Despite the disagreements, Underly said that she’s been able to work with lawmakers during her term. She said the literacy law is one example.

However, Wright cited the communication challenges that the agency has had with lawmakers, school districts and others. He said he would try to minimize partisanship, so that more conversations can be had between the agency and lawmakers. 

Underly said communication with lawmakers is an issue that the agency has been working on, and brushed back some of Wright’s critique. 

“It’s entirely comical that the male candidate in this race thinks that he’s going to have better luck with the Legislature…,” Underly said. “It’s really insulting that this, you know, this male candidate, thinks he can come in and undermine my leadership and call me a bad communicator.”

Underly said that when she speaks with lawmakers individually and when people on her team speak with them it’s clear that they agree on a lot, but that politics and polarization can get in the way. She noted that most lawmakers want healthy kids, high quality public schools and communities in rural and urban areas. 

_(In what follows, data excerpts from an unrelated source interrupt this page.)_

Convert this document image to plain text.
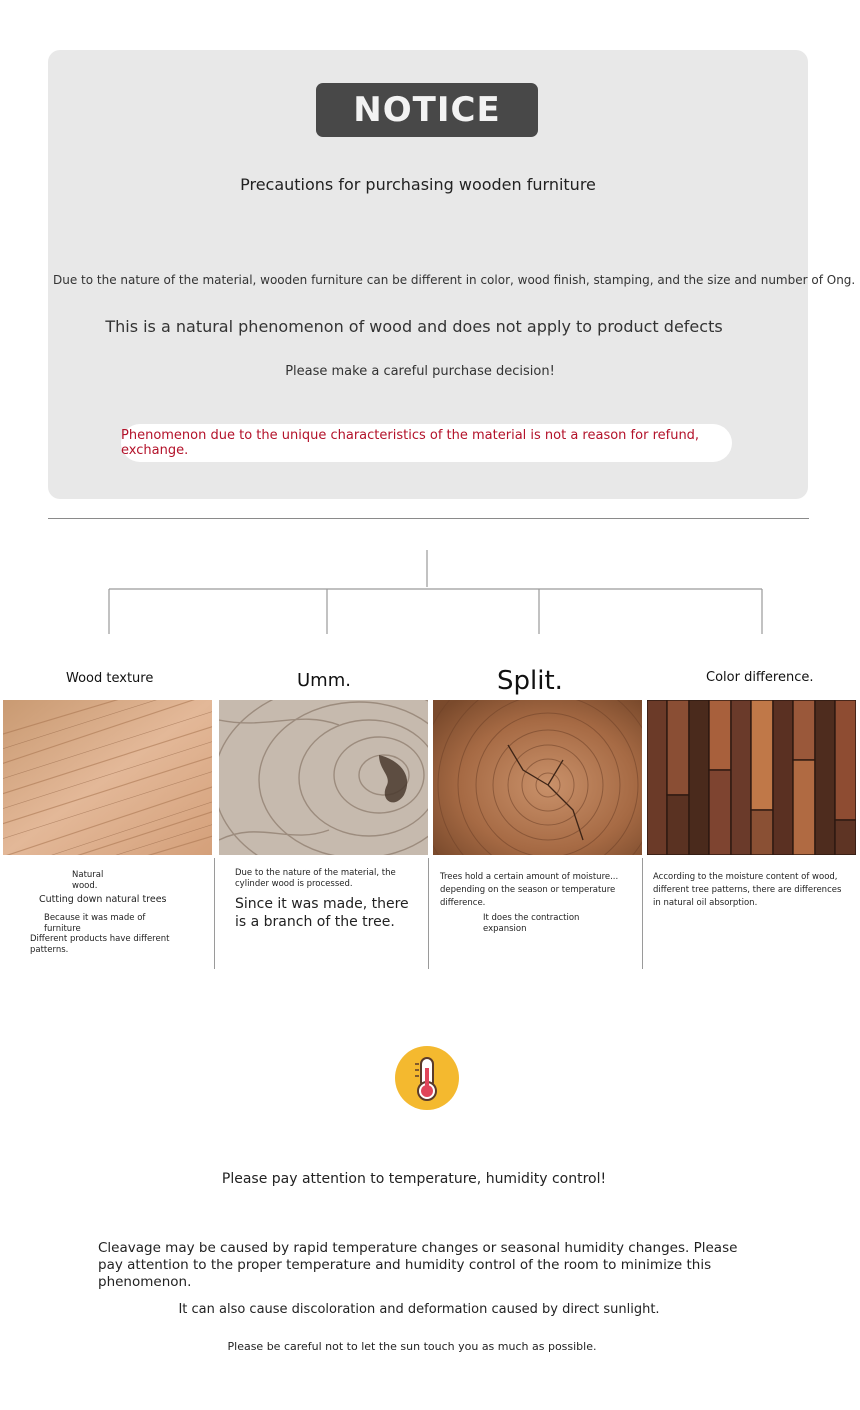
NOTICE
Precautions for purchasing wooden furniture
Due to the nature of the material, wooden furniture can be different in color, wood finish, stamping, and the size and number of Ong.
This is a natural phenomenon of wood and does not apply to product defects
Please make a careful purchase decision!
Phenomenon due to the unique characteristics of the material is not a reason for refund, exchange.
Wood texture	Umm.	Split.	Color difference.
Natural
wood.
Cutting down natural trees
Because it was made of
furniture
Different products have different
patterns.
Due to the nature of the material, the
cylinder wood is processed.
Since it was made, there
is a branch of the tree.
Trees hold a certain amount of moisture...
depending on the season or temperature
difference.
It does the contraction
expansion
According to the moisture content of wood,
different tree patterns, there are differences
in natural oil absorption.
Please pay attention to temperature, humidity control!
Cleavage may be caused by rapid temperature changes or seasonal humidity changes. Please pay attention to the proper temperature and humidity control of the room to minimize this phenomenon.
It can also cause discoloration and deformation caused by direct sunlight.
Please be careful not to let the sun touch you as much as possible.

Underly said in a second term she would continue to work on improving the relationships and is hopeful that new faces in the Legislatures will help. 

“We need people in the Legislature who will fight for public schools, too. That’s really what it comes down to,” Underly said. “I think we have to understand that it doesn’t matter who’s in the seat, if you’re a public school advocate, it’s always gonna be a struggle.” 

In discussing the politicization of education, Underly called attention to the recent actions being taken by the federal government at the instruction of President Donald Trump. She said the actions are “chaotic” and “cruel.”

“The things that they’re axing and cutting and slashing are programs that are meant to help kids,” Underly said. She pointed to Head Start programs and the freeze on payments that have been affecting child care centers across the country, including in Wisconsin. “We look at the programs that they’re cutting like these that are helping the most vulnerable kids so that they can be successful, healthy adults.” 

The administration is also considering eliminating the Department of Education, and Underly warned that people need to be prepared. 

“If he says that’s what he’s going to do, we have to believe them… I don’t think people realize all the different things the Department of Education administers,” Underly said. She noted many programs work to ensure certain people have equal access to education, including kids and families in poverty, students with disabilities, English language learners, Native American students, kids in rural areas and girls.

“There’s so many protections in place… I think of the funding that our schools get, our state gets money from the Department of Ed. I don’t know if the state Legislature would be willing to fill those gaps,” Underly said. “There’s a lot to be concerned about.” 

Trump has also signed executive orders that attempt to eliminate diversity, equity and inclusion in government, the private sector and schools. He has also eliminated a policy that stopped Immigration and Customs Enforcement (ICE) from going to “sensitive areas” — a decision that opens schools up to immigration raids.

Underly said her “North Star” is focused on “creating safe, welcoming environments where every child feels valued and respected, where every child feels they belong so they can thrive.” She said DPI trusts schools and educators to work closely with families and communities to support all students, though the agency is also providing guidance. 

“I’m going to always stand up for kids, especially your most vulnerable kids, and just remind people to stay focused on what matters,” Underly said. “We’re going to follow the law, and we gave them the guidance that will help them.”

The primary election is Tuesday, Feb. 18, and the general election is on Tuesday, April 1.